魔法の研究と言うのは大きく出すぎてしまったかもしれないが。
強気な女性はしばらくの沈黙のあと「まあいいだろう」と納得してくれた。
「これで僕が無害だと伝わりました?」
「いいやまだ足りん。次の質問だ」
なんだこの人用心深いなとソウタは思った。
こいつ絶対めんどくさいタイプだ。学校に一人はいたなこういうタイプの子。
別に苦手じゃなかったけど何度もしつこいと少しだけムカつくんだよなぁ。
ソウタはめんどくさそうな顔をしながらも女性の質問に丁寧に応えていった。
「魔法とは別に変な物を作り出してストロングオーガと戦っていたな」
「あ~、あの石人形の事ですか?」
「そうだ。あれは一体なんだ?」
「あれも魔法の一種でですね。その~石に意思を与える魔法と言いますか」
「……?」
「だから石に意思をですね。何といいますか……」
そこまで言ってソウタは思わずハッとした。
石と意思をかけてしまっている事に。
「ハハッ、なんちゃって」
(……まずい。なんだかダジャレみたいになっちゃったから、なんちゃってとか付け足しちゃったけど、絶対にふざけた奴だって思われたかもしれない)

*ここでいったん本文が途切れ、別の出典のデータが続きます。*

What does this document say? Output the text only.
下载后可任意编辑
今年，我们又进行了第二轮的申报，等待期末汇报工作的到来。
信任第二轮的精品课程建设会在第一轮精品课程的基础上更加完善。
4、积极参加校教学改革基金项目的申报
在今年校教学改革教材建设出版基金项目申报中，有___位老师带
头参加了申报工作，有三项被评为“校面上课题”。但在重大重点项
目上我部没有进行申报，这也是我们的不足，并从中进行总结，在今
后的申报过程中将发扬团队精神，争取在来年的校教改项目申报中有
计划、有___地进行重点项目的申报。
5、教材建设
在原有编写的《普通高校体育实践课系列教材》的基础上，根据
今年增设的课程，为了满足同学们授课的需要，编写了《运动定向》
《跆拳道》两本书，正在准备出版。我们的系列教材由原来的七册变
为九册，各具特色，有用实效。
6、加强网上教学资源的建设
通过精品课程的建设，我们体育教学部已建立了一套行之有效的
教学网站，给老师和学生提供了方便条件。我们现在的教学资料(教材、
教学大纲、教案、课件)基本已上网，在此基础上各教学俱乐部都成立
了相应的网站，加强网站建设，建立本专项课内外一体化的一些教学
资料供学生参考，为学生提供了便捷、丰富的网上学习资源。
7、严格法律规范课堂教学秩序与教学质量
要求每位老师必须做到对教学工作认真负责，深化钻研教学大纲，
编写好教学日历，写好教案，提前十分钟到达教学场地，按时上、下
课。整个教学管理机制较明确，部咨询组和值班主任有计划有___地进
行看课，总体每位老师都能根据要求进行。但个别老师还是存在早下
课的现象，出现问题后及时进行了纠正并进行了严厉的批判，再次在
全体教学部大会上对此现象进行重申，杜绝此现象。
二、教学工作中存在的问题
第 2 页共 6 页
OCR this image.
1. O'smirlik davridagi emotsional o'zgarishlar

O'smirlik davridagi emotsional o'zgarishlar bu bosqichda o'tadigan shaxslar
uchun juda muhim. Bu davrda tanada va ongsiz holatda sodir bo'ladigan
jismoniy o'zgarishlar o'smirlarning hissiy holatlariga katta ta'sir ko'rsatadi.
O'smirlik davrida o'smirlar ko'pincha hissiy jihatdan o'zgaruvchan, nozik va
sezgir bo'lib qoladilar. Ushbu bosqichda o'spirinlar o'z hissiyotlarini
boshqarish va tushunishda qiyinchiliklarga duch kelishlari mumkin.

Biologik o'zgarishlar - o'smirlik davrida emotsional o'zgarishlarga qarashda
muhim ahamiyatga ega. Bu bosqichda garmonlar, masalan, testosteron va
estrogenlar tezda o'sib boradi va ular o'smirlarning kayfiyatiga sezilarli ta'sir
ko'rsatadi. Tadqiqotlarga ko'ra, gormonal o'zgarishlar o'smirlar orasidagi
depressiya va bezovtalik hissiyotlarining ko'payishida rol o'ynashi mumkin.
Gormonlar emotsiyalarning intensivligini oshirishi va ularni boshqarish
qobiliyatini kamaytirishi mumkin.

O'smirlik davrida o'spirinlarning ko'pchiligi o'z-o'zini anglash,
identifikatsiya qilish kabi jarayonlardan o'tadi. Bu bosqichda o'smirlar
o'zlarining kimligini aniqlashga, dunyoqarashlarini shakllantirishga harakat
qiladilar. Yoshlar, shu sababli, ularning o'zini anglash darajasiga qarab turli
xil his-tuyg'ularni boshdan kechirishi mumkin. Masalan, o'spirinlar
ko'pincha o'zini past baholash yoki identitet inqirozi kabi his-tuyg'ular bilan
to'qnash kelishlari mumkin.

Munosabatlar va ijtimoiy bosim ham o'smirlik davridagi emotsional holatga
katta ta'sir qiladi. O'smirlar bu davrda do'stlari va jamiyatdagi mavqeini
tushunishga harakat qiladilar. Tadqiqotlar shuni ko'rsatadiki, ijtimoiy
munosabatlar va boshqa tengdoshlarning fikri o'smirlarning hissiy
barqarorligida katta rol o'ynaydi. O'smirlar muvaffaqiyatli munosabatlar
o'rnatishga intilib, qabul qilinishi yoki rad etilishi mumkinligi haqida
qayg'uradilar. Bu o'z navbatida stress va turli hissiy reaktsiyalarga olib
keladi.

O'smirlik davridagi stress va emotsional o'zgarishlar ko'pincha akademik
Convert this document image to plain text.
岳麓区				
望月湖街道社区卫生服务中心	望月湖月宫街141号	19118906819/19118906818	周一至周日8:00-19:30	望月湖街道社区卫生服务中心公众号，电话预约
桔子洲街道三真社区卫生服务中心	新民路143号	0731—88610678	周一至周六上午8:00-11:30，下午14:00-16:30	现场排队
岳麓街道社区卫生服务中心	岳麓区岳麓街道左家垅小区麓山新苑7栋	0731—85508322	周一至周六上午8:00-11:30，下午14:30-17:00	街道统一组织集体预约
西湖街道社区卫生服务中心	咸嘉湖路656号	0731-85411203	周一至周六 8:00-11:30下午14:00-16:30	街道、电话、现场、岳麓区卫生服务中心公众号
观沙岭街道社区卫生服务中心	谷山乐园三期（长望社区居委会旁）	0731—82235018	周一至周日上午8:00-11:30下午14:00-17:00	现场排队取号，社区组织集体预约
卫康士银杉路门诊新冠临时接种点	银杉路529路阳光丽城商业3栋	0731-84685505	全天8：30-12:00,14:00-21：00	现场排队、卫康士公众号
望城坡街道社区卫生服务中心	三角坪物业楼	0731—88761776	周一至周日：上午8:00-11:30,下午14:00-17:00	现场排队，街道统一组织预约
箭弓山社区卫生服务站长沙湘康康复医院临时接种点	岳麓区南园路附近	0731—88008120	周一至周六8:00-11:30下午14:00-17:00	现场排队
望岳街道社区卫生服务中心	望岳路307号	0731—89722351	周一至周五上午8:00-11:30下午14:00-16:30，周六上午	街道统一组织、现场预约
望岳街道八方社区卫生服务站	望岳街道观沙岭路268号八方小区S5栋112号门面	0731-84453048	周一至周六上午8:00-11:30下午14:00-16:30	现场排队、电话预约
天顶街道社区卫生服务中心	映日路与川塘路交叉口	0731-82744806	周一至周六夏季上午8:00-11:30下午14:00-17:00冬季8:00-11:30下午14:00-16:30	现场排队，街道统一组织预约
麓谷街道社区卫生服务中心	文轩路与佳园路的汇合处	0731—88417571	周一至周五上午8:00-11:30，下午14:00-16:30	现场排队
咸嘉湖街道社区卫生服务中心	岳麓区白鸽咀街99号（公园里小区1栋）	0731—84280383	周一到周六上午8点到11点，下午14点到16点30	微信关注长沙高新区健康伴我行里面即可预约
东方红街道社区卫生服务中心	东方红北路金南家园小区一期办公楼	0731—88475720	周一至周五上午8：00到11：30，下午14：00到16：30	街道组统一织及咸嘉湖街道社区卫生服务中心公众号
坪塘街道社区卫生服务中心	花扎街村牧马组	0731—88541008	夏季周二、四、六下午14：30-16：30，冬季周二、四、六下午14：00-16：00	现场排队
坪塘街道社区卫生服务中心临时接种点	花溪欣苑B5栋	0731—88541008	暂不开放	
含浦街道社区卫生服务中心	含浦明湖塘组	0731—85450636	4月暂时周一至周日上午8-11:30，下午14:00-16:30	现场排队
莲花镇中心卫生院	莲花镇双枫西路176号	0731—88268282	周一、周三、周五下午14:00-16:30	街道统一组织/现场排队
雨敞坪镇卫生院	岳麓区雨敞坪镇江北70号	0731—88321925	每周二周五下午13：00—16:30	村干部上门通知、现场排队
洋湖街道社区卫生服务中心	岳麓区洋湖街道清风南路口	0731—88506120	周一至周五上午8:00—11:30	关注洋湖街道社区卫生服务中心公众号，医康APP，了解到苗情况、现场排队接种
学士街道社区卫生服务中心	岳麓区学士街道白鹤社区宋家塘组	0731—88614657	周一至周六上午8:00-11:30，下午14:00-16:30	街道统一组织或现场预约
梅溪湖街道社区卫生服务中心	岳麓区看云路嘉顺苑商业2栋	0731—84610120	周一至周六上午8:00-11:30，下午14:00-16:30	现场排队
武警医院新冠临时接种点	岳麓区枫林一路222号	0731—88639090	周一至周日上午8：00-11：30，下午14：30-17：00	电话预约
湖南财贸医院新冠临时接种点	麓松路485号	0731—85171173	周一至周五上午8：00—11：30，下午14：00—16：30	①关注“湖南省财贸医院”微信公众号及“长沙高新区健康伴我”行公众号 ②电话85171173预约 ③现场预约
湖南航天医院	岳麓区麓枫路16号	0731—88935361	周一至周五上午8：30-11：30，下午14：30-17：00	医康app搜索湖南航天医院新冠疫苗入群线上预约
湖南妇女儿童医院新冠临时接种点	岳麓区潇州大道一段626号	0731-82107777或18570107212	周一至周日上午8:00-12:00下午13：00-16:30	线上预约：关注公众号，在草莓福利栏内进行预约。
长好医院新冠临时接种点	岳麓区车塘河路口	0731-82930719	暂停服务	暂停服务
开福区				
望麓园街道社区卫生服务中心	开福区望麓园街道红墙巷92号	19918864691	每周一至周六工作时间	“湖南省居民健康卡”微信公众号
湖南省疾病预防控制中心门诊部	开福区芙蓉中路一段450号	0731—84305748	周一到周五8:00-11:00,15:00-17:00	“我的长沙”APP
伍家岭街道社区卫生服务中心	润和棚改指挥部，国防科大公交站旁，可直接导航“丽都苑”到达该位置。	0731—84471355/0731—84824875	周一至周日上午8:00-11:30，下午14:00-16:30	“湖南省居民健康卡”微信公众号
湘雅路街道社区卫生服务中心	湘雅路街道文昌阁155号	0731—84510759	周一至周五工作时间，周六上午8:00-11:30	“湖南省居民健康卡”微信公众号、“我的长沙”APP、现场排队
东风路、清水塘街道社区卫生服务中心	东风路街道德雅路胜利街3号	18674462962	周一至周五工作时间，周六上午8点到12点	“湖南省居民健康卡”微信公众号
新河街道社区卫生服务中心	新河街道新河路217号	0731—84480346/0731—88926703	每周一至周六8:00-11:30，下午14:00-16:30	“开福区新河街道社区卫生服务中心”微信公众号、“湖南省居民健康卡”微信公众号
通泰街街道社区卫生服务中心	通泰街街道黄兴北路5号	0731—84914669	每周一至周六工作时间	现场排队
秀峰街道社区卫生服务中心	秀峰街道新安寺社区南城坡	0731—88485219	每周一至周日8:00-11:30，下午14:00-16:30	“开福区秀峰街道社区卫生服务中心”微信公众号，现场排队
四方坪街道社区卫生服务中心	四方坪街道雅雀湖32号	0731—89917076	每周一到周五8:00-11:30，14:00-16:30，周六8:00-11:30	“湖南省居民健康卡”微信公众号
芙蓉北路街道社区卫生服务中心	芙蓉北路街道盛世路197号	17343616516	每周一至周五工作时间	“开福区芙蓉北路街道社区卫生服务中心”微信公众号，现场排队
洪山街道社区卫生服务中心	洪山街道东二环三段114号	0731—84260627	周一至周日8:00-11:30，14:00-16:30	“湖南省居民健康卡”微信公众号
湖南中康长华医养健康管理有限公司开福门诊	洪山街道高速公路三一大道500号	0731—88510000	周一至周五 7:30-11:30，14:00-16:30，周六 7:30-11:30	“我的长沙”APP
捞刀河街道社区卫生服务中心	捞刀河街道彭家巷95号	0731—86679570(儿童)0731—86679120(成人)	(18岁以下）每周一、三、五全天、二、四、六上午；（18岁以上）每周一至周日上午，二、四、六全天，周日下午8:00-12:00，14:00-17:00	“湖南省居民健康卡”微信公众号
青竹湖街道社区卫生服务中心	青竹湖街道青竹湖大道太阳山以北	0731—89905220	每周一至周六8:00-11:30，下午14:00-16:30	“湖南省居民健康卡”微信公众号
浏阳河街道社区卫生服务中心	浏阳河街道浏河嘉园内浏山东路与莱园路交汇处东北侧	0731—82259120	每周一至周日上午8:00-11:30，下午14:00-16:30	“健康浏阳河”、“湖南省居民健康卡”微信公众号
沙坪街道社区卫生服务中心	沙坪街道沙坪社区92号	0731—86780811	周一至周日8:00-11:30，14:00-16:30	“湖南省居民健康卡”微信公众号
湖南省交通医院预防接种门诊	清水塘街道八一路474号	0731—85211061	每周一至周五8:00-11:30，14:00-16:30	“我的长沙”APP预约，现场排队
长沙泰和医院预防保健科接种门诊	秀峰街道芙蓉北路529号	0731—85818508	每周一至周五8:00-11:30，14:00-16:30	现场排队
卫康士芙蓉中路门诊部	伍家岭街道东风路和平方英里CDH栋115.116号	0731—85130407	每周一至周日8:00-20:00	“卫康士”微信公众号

「この東エリアで扱っている魔法にも似たような魔法はあるが……その類か?」
ソウタのダジャレには全くの無反応。
狙って言ったダジャレではないが、なぜか心に来るものがある。
負けた気分だ。
そんな思いを感じながらもソウタは口を動かした。
「東エリアと言うのはご存じないです。似たような魔法も良く分かりませんが、もしそうで無くても、魔法を悪用したりするという事は絶対にしないので、とりあえず一度信用していただけませんか?」
「私が剣を納めた瞬間に攻撃をする可能性もある」
「もし攻撃する動作を少しでも見せたら、即座に斬りつけて構いませんから一度話し合いをしましょう。大丈夫です、信用してください」
「本当に何もしないのだな?」
「あなたが何もしなければ」
(ど、どうだろうか。手ごたえは多少はあるけど……)
ソウタの背中につーっと汗が垂れる。
頼む! 上手く話をしてくれる状況になってくれ。
そう願いながら時間が過ぎるのを待つ。
難しそうな顔をしながらもソウタの背中に剣先を当てていた女性は目を閉じた。
そして軽く頷き、剣を鞘に納め口を開いた。
「よし、信用しよう。ゆっくりとこっちを向け」
背中に当てられていた剣の感触がなくなった。
どうやら信用してもらえたようだ。
全く、この異世界に来たのは良いけど命の危機に瀕してばっかりだ。
「どうした、はやくこっちを向け」
急かされたので急いで声の主の方に顔を向けた。
「え……」
後ろを振り向き、声の主の全体像を見た瞬間、ソウタは目を見開いた。
何故ならそこには見慣れた容姿の女性が立っていたからだ。
驚きを隠せない。
あまりにも衝撃的すぎて口から自然と言葉を発していた。
「シ……シラユキ!?」
そう、そこにはソウタが作ったキャラクターの一人。
"シラユキ"と名付けたキャラクターが立っていたのだ。
そして時間差で驚嘆したソウタだった。
「「えええええぇぇぇぇぇぇぇぇぇ!?!?」」
そこには何故か二人分の声が響き渡っていた。
【サザンクロス】
ソウタが幼少期の頃に考えていた、いわゆる俺が考えた最強の魔法とやら。
氷の刃を4本出現させ、剣を対象に放ち剣の先が交差した場所で炎を十字状に発生させた後に、巨大なクレーターを残すほどの大爆発を起こす強力な魔法
この魔法には攻撃パターンが5つほどある。
基本的に氷と炎はセット。
【ストロング系】
本来の魔物の個体より格段に強さが上の個体へつけられている総称。
ここ最近、急に発見された新種でもある。
本来なら生息していないはずの生態系に突如として現れる傾向があり、出現場所を中心に被害を及ぼしている。